Howell S R, Hazelton G A, Klaassen C D
J Pharmacol Exp Ther. 1986 Mar;236(3):610-4.
Salicylamide, clofibric acid, valproic acid and chloramphenicol are all known to be glucuronidated. The effects of these compounds on the hepatic concentration of UDP-glucuronic acid, the cosubstrate for glucuronidation, were studied in mice and found to lower hepatic UDP-glucuronic acid in a dose- and time-dependent fashion. Valproic acid, chloramphenicol, salicylamide and clofibric acid depleted hepatic UDP-glucuronic acid significantly at dosages as low as 0.5, 0.5, 0.75 and 4.0 mmol/kg, respectively.

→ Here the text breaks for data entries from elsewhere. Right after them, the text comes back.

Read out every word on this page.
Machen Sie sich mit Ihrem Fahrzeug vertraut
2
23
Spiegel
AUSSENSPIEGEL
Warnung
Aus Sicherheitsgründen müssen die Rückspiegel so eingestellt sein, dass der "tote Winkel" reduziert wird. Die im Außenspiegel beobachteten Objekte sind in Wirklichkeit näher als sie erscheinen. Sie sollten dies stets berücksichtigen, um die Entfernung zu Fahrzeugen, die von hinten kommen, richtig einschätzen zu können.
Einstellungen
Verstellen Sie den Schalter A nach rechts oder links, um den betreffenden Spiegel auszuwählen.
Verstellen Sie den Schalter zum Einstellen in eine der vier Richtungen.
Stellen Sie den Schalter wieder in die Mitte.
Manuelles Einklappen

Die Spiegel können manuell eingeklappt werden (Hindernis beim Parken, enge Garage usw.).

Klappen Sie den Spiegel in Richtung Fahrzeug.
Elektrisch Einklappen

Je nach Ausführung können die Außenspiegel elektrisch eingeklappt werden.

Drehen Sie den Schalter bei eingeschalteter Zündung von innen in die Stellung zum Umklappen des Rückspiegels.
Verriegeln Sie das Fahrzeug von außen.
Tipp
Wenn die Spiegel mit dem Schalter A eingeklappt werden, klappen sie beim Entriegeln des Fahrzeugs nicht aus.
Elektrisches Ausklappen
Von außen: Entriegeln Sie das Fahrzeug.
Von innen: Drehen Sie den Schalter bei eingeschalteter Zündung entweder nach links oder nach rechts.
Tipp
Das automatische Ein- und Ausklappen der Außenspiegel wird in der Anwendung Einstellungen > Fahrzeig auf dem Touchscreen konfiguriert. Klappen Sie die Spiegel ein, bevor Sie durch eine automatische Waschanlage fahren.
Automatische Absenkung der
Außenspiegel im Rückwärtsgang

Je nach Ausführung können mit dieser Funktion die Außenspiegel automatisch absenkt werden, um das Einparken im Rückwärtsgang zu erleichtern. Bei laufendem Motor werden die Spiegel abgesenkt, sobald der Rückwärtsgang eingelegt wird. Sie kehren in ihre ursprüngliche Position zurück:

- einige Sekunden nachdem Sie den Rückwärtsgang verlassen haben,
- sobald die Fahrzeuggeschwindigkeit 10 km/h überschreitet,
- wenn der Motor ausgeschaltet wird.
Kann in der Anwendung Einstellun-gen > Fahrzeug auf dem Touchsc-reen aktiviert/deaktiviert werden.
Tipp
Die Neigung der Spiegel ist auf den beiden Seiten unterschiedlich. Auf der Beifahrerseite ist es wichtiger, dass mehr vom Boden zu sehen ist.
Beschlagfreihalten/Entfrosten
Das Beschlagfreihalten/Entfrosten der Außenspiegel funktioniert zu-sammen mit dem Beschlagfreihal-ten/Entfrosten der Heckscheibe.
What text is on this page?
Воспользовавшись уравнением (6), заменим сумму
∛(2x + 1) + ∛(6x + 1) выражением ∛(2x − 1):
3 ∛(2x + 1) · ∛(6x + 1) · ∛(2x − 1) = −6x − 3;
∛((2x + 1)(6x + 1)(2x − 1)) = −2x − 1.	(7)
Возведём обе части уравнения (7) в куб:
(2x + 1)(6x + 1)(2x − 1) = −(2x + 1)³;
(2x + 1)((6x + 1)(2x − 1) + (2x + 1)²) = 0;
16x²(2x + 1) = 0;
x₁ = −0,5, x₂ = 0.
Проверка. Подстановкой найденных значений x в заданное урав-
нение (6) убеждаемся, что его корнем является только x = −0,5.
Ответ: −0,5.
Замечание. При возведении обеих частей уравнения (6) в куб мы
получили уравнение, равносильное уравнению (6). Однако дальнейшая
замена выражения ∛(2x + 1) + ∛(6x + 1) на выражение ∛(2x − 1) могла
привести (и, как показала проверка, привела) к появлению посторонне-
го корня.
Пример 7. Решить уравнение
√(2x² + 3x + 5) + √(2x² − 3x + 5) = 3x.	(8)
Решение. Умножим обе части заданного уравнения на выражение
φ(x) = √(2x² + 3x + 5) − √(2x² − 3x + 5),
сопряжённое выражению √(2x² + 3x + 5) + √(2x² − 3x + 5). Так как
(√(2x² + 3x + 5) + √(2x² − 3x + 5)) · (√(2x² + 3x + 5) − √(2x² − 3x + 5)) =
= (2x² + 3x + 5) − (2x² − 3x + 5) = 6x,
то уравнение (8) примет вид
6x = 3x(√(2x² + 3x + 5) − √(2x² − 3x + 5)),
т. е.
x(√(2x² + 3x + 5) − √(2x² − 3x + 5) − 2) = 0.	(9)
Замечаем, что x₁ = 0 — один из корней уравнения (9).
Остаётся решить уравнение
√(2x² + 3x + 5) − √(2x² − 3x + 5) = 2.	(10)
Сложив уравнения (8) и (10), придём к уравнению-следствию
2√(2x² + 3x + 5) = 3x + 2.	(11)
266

Hepatic UDP-glucuronic acid was decreased by 90% by valproic acid, 91% by chloramphenicol, 98% by salicylamide and 41% by clofibric acid (after dosages of 4, 2, 1 and 5 mmol/kg, respectively). UDP-glucuronic acid was depleted maximally by 15 after drug administration. Salicylamide also was used as a model compound to study the effect of drug loading on the hepatic concentrations of UDP-glucose and glycogen, precursors of UDP-glucuronic acid. It was found that, in addition to UDP-glucuronic acid, salicylamide (4 mmol/kg) also depleted UDP-glucose and glycogen by about 50%. These data suggest that large drug loads cause an increase flux through the glucuronic acid pathway and that hepatic UDP-glucuronic acid is consumed more rapidly than it is produced.

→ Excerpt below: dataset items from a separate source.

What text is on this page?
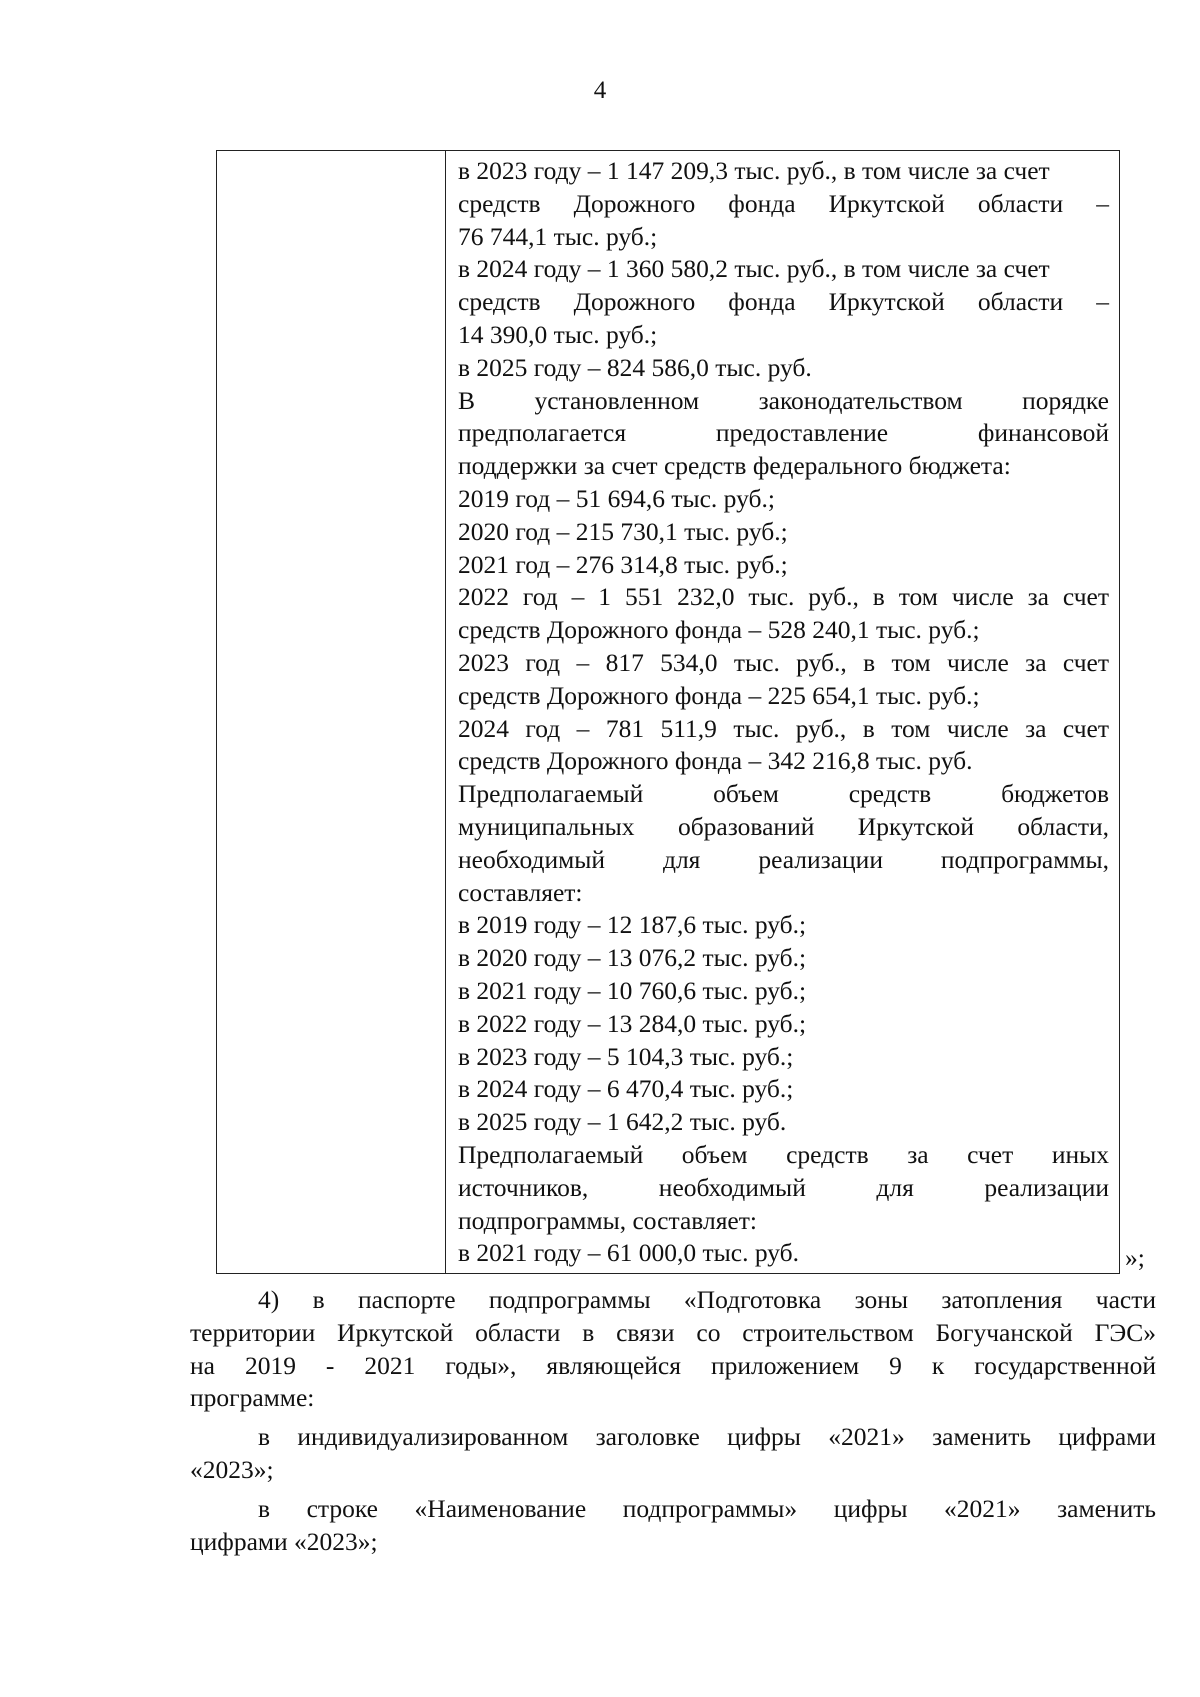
4
в 2023 году – 1 147 209,3 тыс. руб., в том числе за счет
средств Дорожного фонда Иркутской области –
76 744,1 тыс. руб.;
в 2024 году – 1 360 580,2 тыс. руб., в том числе за счет
средств Дорожного фонда Иркутской области –
14 390,0 тыс. руб.;
в 2025 году – 824 586,0 тыс. руб.
В установленном законодательством порядке
предполагается предоставление финансовой
поддержки за счет средств федерального бюджета:
2019 год – 51 694,6 тыс. руб.;
2020 год – 215 730,1 тыс. руб.;
2021 год – 276 314,8 тыс. руб.;
2022 год – 1 551 232,0 тыс. руб., в том числе за счет
средств Дорожного фонда – 528 240,1 тыс. руб.;
2023 год – 817 534,0 тыс. руб., в том числе за счет
средств Дорожного фонда – 225 654,1 тыс. руб.;
2024 год – 781 511,9 тыс. руб., в том числе за счет
средств Дорожного фонда – 342 216,8 тыс. руб.
Предполагаемый объем средств бюджетов
муниципальных образований Иркутской области,
необходимый для реализации подпрограммы,
составляет:
в 2019 году – 12 187,6 тыс. руб.;
в 2020 году – 13 076,2 тыс. руб.;
в 2021 году – 10 760,6 тыс. руб.;
в 2022 году – 13 284,0 тыс. руб.;
в 2023 году – 5 104,3 тыс. руб.;
в 2024 году – 6 470,4 тыс. руб.;
в 2025 году – 1 642,2 тыс. руб.
Предполагаемый объем средств за счет иных
источников, необходимый для реализации
подпрограммы, составляет:
в 2021 году – 61 000,0 тыс. руб.	»;
4) в паспорте подпрограммы «Подготовка зоны затопления части
территории Иркутской области в связи со строительством Богучанской ГЭС»
на 2019 - 2021 годы», являющейся приложением 9 к государственной
программе:
в индивидуализированном заголовке цифры «2021» заменить цифрами
«2023»;
в строке «Наименование подпрограммы» цифры «2021» заменить
цифрами «2023»;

已知水杨酰胺、氯贝酸、丙戊酸和氯霉素都会发生葡萄糖醛酸化。在小鼠中研究了这些化合物对葡萄糖醛酸化的共底物——肝中UDP-葡萄糖醛酸浓度的影响,发现它们会以剂量和时间依赖性方式降低肝中UDP-葡萄糖醛酸的浓度。丙戊酸、氯霉素、水杨酰胺和氯贝酸分别在低至0.5、0.5、0.75和4.0 mmol/kg的剂量下就能显著显著显著依赖性地显著消耗肝中UDP-葡萄糖醛酸。丙戊酸(4 mmol/kg剂量后)使肝中UDP-葡萄糖醛酸降低90%,氯霉素(2 mmol/kg剂量后)降低91%,水杨酰胺(1 mmol/kg剂量后)降低98%,氯贝酸(5 mmol/kg剂量后)降低41%。给药后15分钟UDP-葡萄糖醛酸的消耗达到最大程度。水杨酰胺还被用作模型化合物来研究药物负荷对UDP-葡萄糖醛酸的前体——肝中UDP-葡萄糖和糖原浓度的影响。结果发现,除了UDP-葡萄糖醛酸外,水杨酰胺(4 mmol/kg)还使UDP-葡萄糖和糖原减少了约50%。这些数据表明,大量的药物负荷会导致通过葡萄糖醛酸途径的通量增加,并且肝中UDP-葡萄糖醛酸的消耗速度比其生成速度更快。